Antep fıstıklı baklavanın 15 TL'ye satıldığını dile getiren Akdağ; “Antep fıstığının kilosu 200 TL bu bir gıda terörüdür. Milli ürünümüz olan baklavaya ve bizim ticari iştikakımıza aykırı bir durumdur. Bu konuda ciddi anlamda denetleme yapılmasıgerekiyor. Gıda ürünlerinin satışıyla ilgili kurallar tamamen ihlal ediliyor. Her şey sahte, deterjanından Antep fıstığına zeytinyağına kadar biz hangi ara bu kadar sahtekâr bir millet olduk?Bu konuda bir başıboşluk var.Bu durum böyle devam ederse yakın zamanda Edirne'ye gelen Bulgar ve Yunan sayısında ciddi düşüşler yaşanacak hatta gelmeyi kesecekler.Herkes kafasına göre bir kur uyguluyor.Yabancı gördükleri zaman farklı-farklı ücretler söylüyorlar. Konaklama yerleri de öyle, turist gördüklerinde tarife değişikliğine gidiyorlar” dedi.

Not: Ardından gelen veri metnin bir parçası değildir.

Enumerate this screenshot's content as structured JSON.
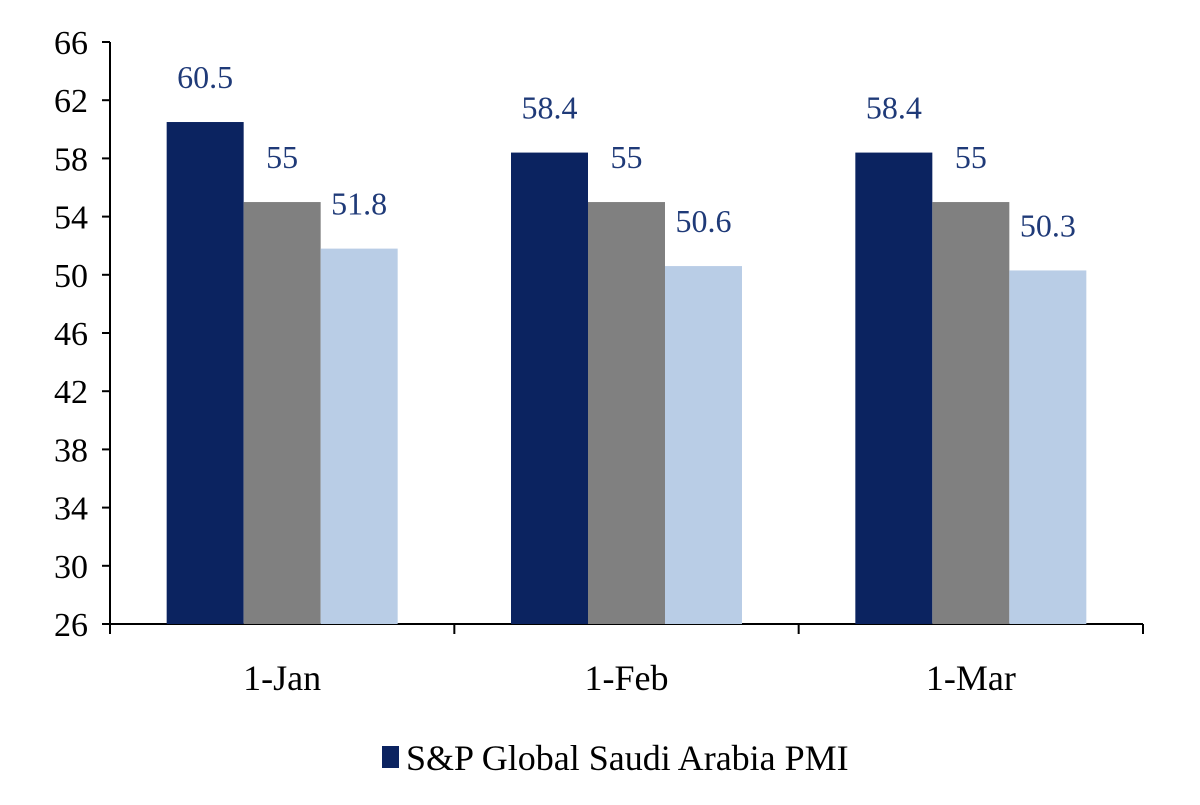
{
  "chart_data": {
    "type": "bar",
    "categories": [
      "1-Jan",
      "1-Feb",
      "1-Mar"
    ],
    "series": [
      {
        "name": "S&P Global Saudi Arabia PMI",
        "values": [
          60.5,
          58.4,
          58.4
        ],
        "color": "#0b2360",
        "show_in_legend": true
      },
      {
        "values": [
          55,
          55,
          55
        ],
        "color": "#808080",
        "show_in_legend": false
      },
      {
        "values": [
          51.8,
          50.6,
          50.3
        ],
        "color": "#b9cde6",
        "show_in_legend": false
      }
    ],
    "data_labels": [
      [
        "60.5",
        "55",
        "51.8"
      ],
      [
        "58.4",
        "55",
        "50.6"
      ],
      [
        "58.4",
        "55",
        "50.3"
      ]
    ],
    "data_label_color": "#1f3a78",
    "y_ticks": [
      "26",
      "30",
      "34",
      "38",
      "42",
      "46",
      "50",
      "54",
      "58",
      "62",
      "66"
    ],
    "ylim": [
      26,
      66
    ],
    "grid": false,
    "legend_position": "bottom-center",
    "title": "",
    "xlabel": "",
    "ylabel": ""
  }
}
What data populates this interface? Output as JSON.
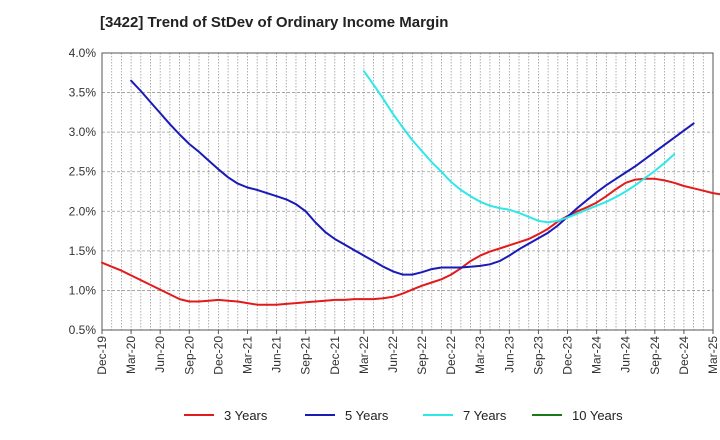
{
  "chart_data": {
    "type": "line",
    "title": "[3422]  Trend of StDev of Ordinary Income Margin",
    "xlabel": "",
    "ylabel": "",
    "x_ticks": [
      "Dec-19",
      "Mar-20",
      "Jun-20",
      "Sep-20",
      "Dec-20",
      "Mar-21",
      "Jun-21",
      "Sep-21",
      "Dec-21",
      "Mar-22",
      "Jun-22",
      "Sep-22",
      "Dec-22",
      "Mar-23",
      "Jun-23",
      "Sep-23",
      "Dec-23",
      "Mar-24",
      "Jun-24",
      "Sep-24",
      "Dec-24",
      "Mar-25"
    ],
    "y_ticks": [
      "0.5%",
      "1.0%",
      "1.5%",
      "2.0%",
      "2.5%",
      "3.0%",
      "3.5%",
      "4.0%"
    ],
    "ylim": [
      0.5,
      4.0
    ],
    "grid": true,
    "legend_position": "bottom",
    "series": [
      {
        "name": "3 Years",
        "color": "#e31a1c",
        "points": [
          [
            "Dec-19",
            1.35
          ],
          [
            "Jan-20",
            1.3
          ],
          [
            "Feb-20",
            1.25
          ],
          [
            "Mar-20",
            1.19
          ],
          [
            "Apr-20",
            1.13
          ],
          [
            "May-20",
            1.07
          ],
          [
            "Jun-20",
            1.01
          ],
          [
            "Jul-20",
            0.95
          ],
          [
            "Aug-20",
            0.89
          ],
          [
            "Sep-20",
            0.86
          ],
          [
            "Oct-20",
            0.86
          ],
          [
            "Nov-20",
            0.87
          ],
          [
            "Dec-20",
            0.88
          ],
          [
            "Jan-21",
            0.87
          ],
          [
            "Feb-21",
            0.86
          ],
          [
            "Mar-21",
            0.84
          ],
          [
            "Apr-21",
            0.82
          ],
          [
            "May-21",
            0.82
          ],
          [
            "Jun-21",
            0.82
          ],
          [
            "Jul-21",
            0.83
          ],
          [
            "Aug-21",
            0.84
          ],
          [
            "Sep-21",
            0.85
          ],
          [
            "Oct-21",
            0.86
          ],
          [
            "Nov-21",
            0.87
          ],
          [
            "Dec-21",
            0.88
          ],
          [
            "Jan-22",
            0.88
          ],
          [
            "Feb-22",
            0.89
          ],
          [
            "Mar-22",
            0.89
          ],
          [
            "Apr-22",
            0.89
          ],
          [
            "May-22",
            0.9
          ],
          [
            "Jun-22",
            0.92
          ],
          [
            "Jul-22",
            0.96
          ],
          [
            "Aug-22",
            1.01
          ],
          [
            "Sep-22",
            1.06
          ],
          [
            "Oct-22",
            1.1
          ],
          [
            "Nov-22",
            1.14
          ],
          [
            "Dec-22",
            1.2
          ],
          [
            "Jan-23",
            1.28
          ],
          [
            "Feb-23",
            1.37
          ],
          [
            "Mar-23",
            1.44
          ],
          [
            "Apr-23",
            1.49
          ],
          [
            "May-23",
            1.53
          ],
          [
            "Jun-23",
            1.57
          ],
          [
            "Jul-23",
            1.61
          ],
          [
            "Aug-23",
            1.65
          ],
          [
            "Sep-23",
            1.71
          ],
          [
            "Oct-23",
            1.78
          ],
          [
            "Nov-23",
            1.87
          ],
          [
            "Dec-23",
            1.94
          ],
          [
            "Jan-24",
            2.0
          ],
          [
            "Feb-24",
            2.05
          ],
          [
            "Mar-24",
            2.11
          ],
          [
            "Apr-24",
            2.19
          ],
          [
            "May-24",
            2.28
          ],
          [
            "Jun-24",
            2.36
          ],
          [
            "Jul-24",
            2.4
          ],
          [
            "Aug-24",
            2.41
          ],
          [
            "Sep-24",
            2.41
          ],
          [
            "Oct-24",
            2.39
          ],
          [
            "Nov-24",
            2.36
          ],
          [
            "Dec-24",
            2.32
          ],
          [
            "Jan-25",
            2.29
          ],
          [
            "Feb-25",
            2.26
          ],
          [
            "Mar-25",
            2.23
          ],
          [
            "Apr-25",
            2.21
          ],
          [
            "May-25",
            2.2
          ],
          [
            "Jun-25",
            2.2
          ]
        ]
      },
      {
        "name": "5 Years",
        "color": "#1a1ab8",
        "points": [
          [
            "Mar-20",
            3.65
          ],
          [
            "Apr-20",
            3.52
          ],
          [
            "May-20",
            3.38
          ],
          [
            "Jun-20",
            3.24
          ],
          [
            "Jul-20",
            3.1
          ],
          [
            "Aug-20",
            2.97
          ],
          [
            "Sep-20",
            2.85
          ],
          [
            "Oct-20",
            2.75
          ],
          [
            "Nov-20",
            2.64
          ],
          [
            "Dec-20",
            2.53
          ],
          [
            "Jan-21",
            2.43
          ],
          [
            "Feb-21",
            2.35
          ],
          [
            "Mar-21",
            2.3
          ],
          [
            "Apr-21",
            2.27
          ],
          [
            "May-21",
            2.23
          ],
          [
            "Jun-21",
            2.19
          ],
          [
            "Jul-21",
            2.15
          ],
          [
            "Aug-21",
            2.09
          ],
          [
            "Sep-21",
            2.0
          ],
          [
            "Oct-21",
            1.86
          ],
          [
            "Nov-21",
            1.74
          ],
          [
            "Dec-21",
            1.65
          ],
          [
            "Jan-22",
            1.58
          ],
          [
            "Feb-22",
            1.51
          ],
          [
            "Mar-22",
            1.44
          ],
          [
            "Apr-22",
            1.37
          ],
          [
            "May-22",
            1.3
          ],
          [
            "Jun-22",
            1.24
          ],
          [
            "Jul-22",
            1.2
          ],
          [
            "Aug-22",
            1.2
          ],
          [
            "Sep-22",
            1.23
          ],
          [
            "Oct-22",
            1.27
          ],
          [
            "Nov-22",
            1.29
          ],
          [
            "Dec-22",
            1.29
          ],
          [
            "Jan-23",
            1.29
          ],
          [
            "Feb-23",
            1.3
          ],
          [
            "Mar-23",
            1.31
          ],
          [
            "Apr-23",
            1.33
          ],
          [
            "May-23",
            1.37
          ],
          [
            "Jun-23",
            1.44
          ],
          [
            "Jul-23",
            1.52
          ],
          [
            "Aug-23",
            1.59
          ],
          [
            "Sep-23",
            1.66
          ],
          [
            "Oct-23",
            1.73
          ],
          [
            "Nov-23",
            1.82
          ],
          [
            "Dec-23",
            1.93
          ],
          [
            "Jan-24",
            2.04
          ],
          [
            "Feb-24",
            2.14
          ],
          [
            "Mar-24",
            2.24
          ],
          [
            "Apr-24",
            2.33
          ],
          [
            "May-24",
            2.41
          ],
          [
            "Jun-24",
            2.49
          ],
          [
            "Jul-24",
            2.57
          ],
          [
            "Aug-24",
            2.66
          ],
          [
            "Sep-24",
            2.75
          ],
          [
            "Oct-24",
            2.84
          ],
          [
            "Nov-24",
            2.93
          ],
          [
            "Dec-24",
            3.02
          ],
          [
            "Jan-25",
            3.11
          ]
        ]
      },
      {
        "name": "7 Years",
        "color": "#2ee8e8",
        "points": [
          [
            "Mar-22",
            3.77
          ],
          [
            "Apr-22",
            3.6
          ],
          [
            "May-22",
            3.42
          ],
          [
            "Jun-22",
            3.23
          ],
          [
            "Jul-22",
            3.06
          ],
          [
            "Aug-22",
            2.9
          ],
          [
            "Sep-22",
            2.76
          ],
          [
            "Oct-22",
            2.62
          ],
          [
            "Nov-22",
            2.5
          ],
          [
            "Dec-22",
            2.37
          ],
          [
            "Jan-23",
            2.27
          ],
          [
            "Feb-23",
            2.19
          ],
          [
            "Mar-23",
            2.12
          ],
          [
            "Apr-23",
            2.07
          ],
          [
            "May-23",
            2.04
          ],
          [
            "Jun-23",
            2.02
          ],
          [
            "Jul-23",
            1.98
          ],
          [
            "Aug-23",
            1.93
          ],
          [
            "Sep-23",
            1.88
          ],
          [
            "Oct-23",
            1.86
          ],
          [
            "Nov-23",
            1.88
          ],
          [
            "Dec-23",
            1.92
          ],
          [
            "Jan-24",
            1.97
          ],
          [
            "Feb-24",
            2.02
          ],
          [
            "Mar-24",
            2.07
          ],
          [
            "Apr-24",
            2.12
          ],
          [
            "May-24",
            2.18
          ],
          [
            "Jun-24",
            2.25
          ],
          [
            "Jul-24",
            2.33
          ],
          [
            "Aug-24",
            2.42
          ],
          [
            "Sep-24",
            2.51
          ],
          [
            "Oct-24",
            2.61
          ],
          [
            "Nov-24",
            2.72
          ]
        ]
      },
      {
        "name": "10 Years",
        "color": "#1a7a1a",
        "points": []
      }
    ]
  }
}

“Altın yumurtlayan tavuğu kesmeyelim”
Edirne'nin esnafını ayakta tutan yabancı turistlerin olduğunu ifade eden Akdağ; “Bunu uzun vadeli kazançlara dönüştürmek varken bu şekilde hileli oyunlara ne gerek var. Bu tarz durumlar dostluk ilişkilerimize zarar verir. Bununla ilgili devletin duruma el koymasını istiyoruz. Edirne esnafında turizm bilinci yok. Meslek kuruluşlarının üyelerine bu turizmin daha sağlıklı ve sürdürülebilir olması için, turiste nasıl davranılacağı ve dil bilgisiyle ilgili eğitici seminerler vermesi gerekiyor. Turizm Müdürlüğü'nün bugün bununla ilgili kurslarve seminerler vermesi gerekiyor. Ekonomimize bu denli katkısı olan insanlar için bir şeyler yapmalıyız.Esnafımız da halkımız da acilen kendine bir rota çizmeli.” İfadelerini kullandı.
Akdağ, bu açıklamaları yaparken kimseyi hedef almadıklarını, Edirne'de ipin ucunun kaçtığını ve insanların sürekli kandırıldığını ifade ederek; Denetleme mekanizmasının acilen çalışması gerektiğini, sadece devletin denetleyicileri değil halkında duyarlı olması ve haksızlık gördüğünde şikâyette bulunarak konuyu çözüme kavuşturması gerektiğini vurguladı.